Opioid free versus opioid sparing strategies for multimodal antinociception during laparoscopic colectomy: a randomised controlled trial

Abstract

Background: It remains unclear whether opioid-free anesthesia (OFA), when compared to opioid-sparing anesthesia (OSA), reduces postoperative opioid consumption while still providing adequate pain control. We thus tested the hypothesis that patients having an OFA strategy during laparoscopic colectomy would require less postoperative opioids when compared to an OSA strategy.

Methods: This single-center, prospective randomized controlled superiority trial, randomly allocated consecutive patients undergoing laparoscopic colectomy to receive either sevoflurane-dexmedetomidine anesthesia with a continuous infusion of lidocaine and ketamine (OFA group) or sevoflurane-sufentanil boluses anesthesia with a continuous infusion of lidocaine (OSA group). Both groups received multimodal antinociception with boluses of dexamethasone, lidocaine, and ketamine during anesthesia induction, as well as acetaminophen, ketoprofen, and nefopam before the end of the surgery. OFA patients also received a dose of magnesium sulfate during induction. The primary outcome was cumulative opioid consumption at 48 h after surgery, expressed in oral morphine equivalents (OME). Secondary exploratory outcomes were pain scores, opioid-related adverse events, and patient quality of life (WHODAS score).
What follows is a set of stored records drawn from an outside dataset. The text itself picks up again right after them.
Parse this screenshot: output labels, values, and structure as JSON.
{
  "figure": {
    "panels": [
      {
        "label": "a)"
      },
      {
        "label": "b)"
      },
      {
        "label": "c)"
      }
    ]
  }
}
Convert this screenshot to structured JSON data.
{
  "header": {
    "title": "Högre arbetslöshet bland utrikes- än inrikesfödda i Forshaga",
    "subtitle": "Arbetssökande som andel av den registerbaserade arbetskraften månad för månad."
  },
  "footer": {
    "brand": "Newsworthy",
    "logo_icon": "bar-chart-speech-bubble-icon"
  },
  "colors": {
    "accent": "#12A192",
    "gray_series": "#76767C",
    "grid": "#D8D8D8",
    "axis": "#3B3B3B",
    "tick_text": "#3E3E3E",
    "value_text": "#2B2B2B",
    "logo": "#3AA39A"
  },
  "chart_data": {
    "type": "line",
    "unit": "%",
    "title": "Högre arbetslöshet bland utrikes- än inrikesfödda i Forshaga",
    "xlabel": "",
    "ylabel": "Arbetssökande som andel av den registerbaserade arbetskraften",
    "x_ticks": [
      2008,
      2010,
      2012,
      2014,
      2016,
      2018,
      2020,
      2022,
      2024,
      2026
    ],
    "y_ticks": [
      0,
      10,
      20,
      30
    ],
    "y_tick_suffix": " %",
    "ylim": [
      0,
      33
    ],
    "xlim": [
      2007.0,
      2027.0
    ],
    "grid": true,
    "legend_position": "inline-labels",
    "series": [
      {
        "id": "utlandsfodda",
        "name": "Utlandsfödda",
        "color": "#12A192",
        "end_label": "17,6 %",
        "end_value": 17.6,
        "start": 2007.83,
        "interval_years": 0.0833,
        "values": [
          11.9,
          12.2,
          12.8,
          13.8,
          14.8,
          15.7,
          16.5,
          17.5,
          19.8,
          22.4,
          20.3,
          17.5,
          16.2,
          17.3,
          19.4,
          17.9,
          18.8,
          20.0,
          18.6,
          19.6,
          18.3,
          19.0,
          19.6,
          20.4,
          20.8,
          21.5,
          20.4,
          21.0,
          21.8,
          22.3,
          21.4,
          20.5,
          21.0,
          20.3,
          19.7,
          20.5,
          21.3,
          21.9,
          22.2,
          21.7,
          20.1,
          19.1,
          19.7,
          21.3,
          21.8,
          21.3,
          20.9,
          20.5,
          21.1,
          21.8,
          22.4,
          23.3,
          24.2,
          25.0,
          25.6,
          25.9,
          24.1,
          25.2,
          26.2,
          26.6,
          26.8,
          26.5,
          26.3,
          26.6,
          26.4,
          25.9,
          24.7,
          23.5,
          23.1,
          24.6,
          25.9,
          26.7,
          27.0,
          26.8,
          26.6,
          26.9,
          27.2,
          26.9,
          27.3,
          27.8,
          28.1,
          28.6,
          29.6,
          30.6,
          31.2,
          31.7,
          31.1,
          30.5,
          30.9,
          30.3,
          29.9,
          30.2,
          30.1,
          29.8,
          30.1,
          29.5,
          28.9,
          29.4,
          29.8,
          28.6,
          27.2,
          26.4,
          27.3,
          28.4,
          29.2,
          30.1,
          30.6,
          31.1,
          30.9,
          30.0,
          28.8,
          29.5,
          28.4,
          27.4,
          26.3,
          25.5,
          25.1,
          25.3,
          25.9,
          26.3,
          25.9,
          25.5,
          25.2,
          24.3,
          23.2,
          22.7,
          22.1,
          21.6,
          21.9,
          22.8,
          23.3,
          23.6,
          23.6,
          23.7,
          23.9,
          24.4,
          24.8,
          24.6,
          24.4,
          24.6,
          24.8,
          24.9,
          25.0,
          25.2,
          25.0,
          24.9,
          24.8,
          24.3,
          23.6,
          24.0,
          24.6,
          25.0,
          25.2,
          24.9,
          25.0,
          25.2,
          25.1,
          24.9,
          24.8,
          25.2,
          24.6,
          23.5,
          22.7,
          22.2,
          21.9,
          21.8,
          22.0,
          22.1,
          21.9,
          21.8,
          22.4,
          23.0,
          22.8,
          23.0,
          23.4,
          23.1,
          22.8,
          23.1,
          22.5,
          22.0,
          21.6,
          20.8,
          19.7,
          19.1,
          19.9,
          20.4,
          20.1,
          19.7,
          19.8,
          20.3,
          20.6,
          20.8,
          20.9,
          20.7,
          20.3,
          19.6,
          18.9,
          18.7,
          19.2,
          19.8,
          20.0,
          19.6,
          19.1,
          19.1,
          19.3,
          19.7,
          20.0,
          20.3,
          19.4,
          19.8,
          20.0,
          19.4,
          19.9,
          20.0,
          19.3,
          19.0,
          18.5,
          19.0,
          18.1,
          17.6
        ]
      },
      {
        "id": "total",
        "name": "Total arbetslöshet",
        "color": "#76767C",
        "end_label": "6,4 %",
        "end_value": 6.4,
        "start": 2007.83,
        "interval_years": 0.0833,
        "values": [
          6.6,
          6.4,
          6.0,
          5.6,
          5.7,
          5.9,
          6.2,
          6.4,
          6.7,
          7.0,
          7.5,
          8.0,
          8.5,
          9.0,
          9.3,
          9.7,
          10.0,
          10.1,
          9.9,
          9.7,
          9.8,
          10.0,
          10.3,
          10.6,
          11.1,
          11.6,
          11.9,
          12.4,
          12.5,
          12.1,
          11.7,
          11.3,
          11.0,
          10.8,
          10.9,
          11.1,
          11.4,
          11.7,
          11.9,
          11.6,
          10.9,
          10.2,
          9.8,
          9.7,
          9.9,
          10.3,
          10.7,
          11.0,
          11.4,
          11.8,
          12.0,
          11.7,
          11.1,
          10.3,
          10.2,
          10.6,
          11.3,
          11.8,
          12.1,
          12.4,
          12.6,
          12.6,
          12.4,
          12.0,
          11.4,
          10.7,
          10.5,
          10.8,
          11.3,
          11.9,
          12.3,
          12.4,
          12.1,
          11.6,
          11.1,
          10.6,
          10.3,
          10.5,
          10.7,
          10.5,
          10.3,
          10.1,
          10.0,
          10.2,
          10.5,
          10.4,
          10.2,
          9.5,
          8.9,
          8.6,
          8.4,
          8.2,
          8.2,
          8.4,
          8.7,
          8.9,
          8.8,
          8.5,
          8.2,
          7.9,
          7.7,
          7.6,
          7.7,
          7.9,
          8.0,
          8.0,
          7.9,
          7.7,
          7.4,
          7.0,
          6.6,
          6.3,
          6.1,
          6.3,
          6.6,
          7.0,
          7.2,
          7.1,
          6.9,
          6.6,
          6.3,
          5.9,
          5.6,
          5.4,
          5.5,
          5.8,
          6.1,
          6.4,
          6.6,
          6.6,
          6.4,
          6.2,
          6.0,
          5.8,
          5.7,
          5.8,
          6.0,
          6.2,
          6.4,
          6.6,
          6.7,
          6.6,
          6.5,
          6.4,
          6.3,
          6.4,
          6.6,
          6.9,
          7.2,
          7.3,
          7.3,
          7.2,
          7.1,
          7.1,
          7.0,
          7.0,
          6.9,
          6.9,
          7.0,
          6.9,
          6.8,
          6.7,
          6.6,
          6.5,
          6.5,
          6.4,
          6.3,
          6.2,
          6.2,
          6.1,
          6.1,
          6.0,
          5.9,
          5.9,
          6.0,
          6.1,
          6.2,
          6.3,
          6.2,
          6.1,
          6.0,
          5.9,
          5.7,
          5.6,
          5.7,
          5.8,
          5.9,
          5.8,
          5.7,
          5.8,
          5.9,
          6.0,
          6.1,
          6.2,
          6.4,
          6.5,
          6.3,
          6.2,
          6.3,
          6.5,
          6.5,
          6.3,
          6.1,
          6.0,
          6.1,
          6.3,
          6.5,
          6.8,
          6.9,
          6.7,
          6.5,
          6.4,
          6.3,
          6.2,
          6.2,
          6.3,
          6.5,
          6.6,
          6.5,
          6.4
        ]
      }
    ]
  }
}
Results: Of the 160 randomized patients, 155 were included in a modified intention-to-treat analysis. Median [Q1-Q3] OME consumption at 48 h after surgery did not differ between groups (9 [0-30] mg for OFA vs. 14 [0-30] mg for OSA; p = 0.861). Key secondary outcomes were not different between groups except a three time higher incidence of bradycardia in the OFA group.

Conclusions: In patients undergoing laparoscopic colectomy with a multimodal antinociception protocol, OFA, when compared to OSA, did not decrease postoperative opioid consumption.

Clinical trial registry and number: NCT05031234.

Keywords: Dexmedetomidine; ERAS; Hypoxemia; Nausea; Nociception; Pain; Sufentanil; Vomiting.